To protect pack dynamics in parks like Grand Teton, where 35% of wolves studied were killed by vehicles, Cassidy and her 12 co-authors say lower speed limits and wildlife crossings could help. In Yellowstone, Cassidy said, park officials could also do a better job keeping wolves from becoming habituated.
That, she said, “makes them more vulnerable to all kinds of losses.”
In Yellowstone, where studied wolves spend only 4% of their time outside the park, 22% are killed while roaming elsewhere. In similar situations, researchers call for ensuring “that the proportion of human-caused mortalities more closely matches the proportion of time wolves spend outside park boundaries.”

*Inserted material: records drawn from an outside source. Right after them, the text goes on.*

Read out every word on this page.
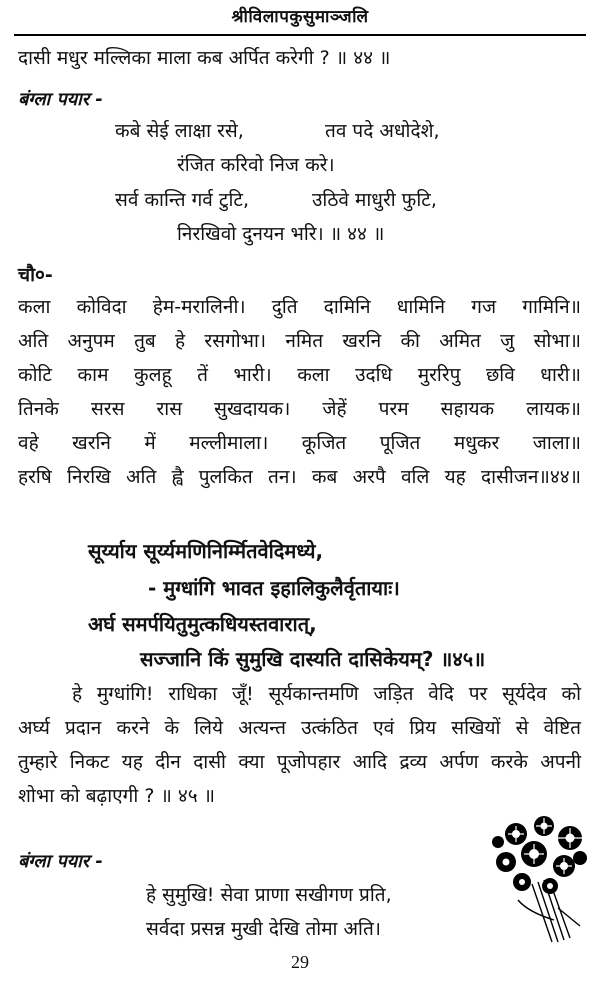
श्रीविलापकुसुमाञ्जलि
दासी मधुर मल्लिका माला कब अर्पित करेगी ? ॥ ४४ ॥
बंग्ला पयार -
कबे सेई लाक्षा रसे,	तव पदे अधोदेशे,
रंजित करिवो निज करे।
सर्व कान्ति गर्व टुटि,	उठिवे माधुरी फुटि,
निरखिवो दुनयन भरि। ॥ ४४ ॥
चौ०-
कला कोविदा हेम-मरालिनी। दुति दामिनि धामिनि गज गामिनि॥
अति अनुपम तुब हे रसगोभा। नमित खरनि की अमित जु सोभा॥
कोटि काम कुलहू तें भारी। कला उदधि मुररिपु छवि धारी॥
तिनके सरस रास सुखदायक। जेहें परम सहायक लायक॥
वहे खरनि में मल्लीमाला। कूजित पूजित मधुकर जाला॥
हरषि निरखि अति ह्वै पुलकित तन। कब अरपै वलि यह दासीजन॥४४॥
सूर्य्याय सूर्य्यमणिनिर्म्मितवेदिमध्ये,
- मुग्धांगि भावत इहालिकुलैर्वृतायाः।
अर्घ समर्पयितुमुत्कधियस्तवारात्,
सज्जानि किं सुमुखि दास्यति दासिकेयम्? ॥४५॥
हे मुग्धांगि! राधिका जूँ! सूर्यकान्तमणि जड़ित वेदि पर सूर्यदेव को
अर्घ्य प्रदान करने के लिये अत्यन्त उत्कंठित एवं प्रिय सखियों से वेष्टित
तुम्हारे निकट यह दीन दासी क्या पूजोपहार आदि द्रव्य अर्पण करके अपनी
शोभा को बढ़ाएगी ? ॥ ४५ ॥
बंग्ला पयार -
हे सुमुखि! सेवा प्राणा सखीगण प्रति,
सर्वदा प्रसन्न मुखी देखि तोमा अति।
29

They suggest jurisdictions adjacent to parks — for instance, areas administered by the Montana Department of Fish, Wildlife and Parks and Wyoming Game and Fish Department — “adjust hunting seasons and lethal control near parks to accommodate cross-boundary movements and stability of packs.”
What that would look like is hard to say.
“I don’t think the purpose of the paper was to be prescriptive,” Smith said.
Rather, Smith said, it calls for better cooperation between National Park Service units and the agencies that manage wildlife on their doorstep. But he stopped short of calling for specific policy change.
“Communication is key,” Smith said. “Agencies need to talk.”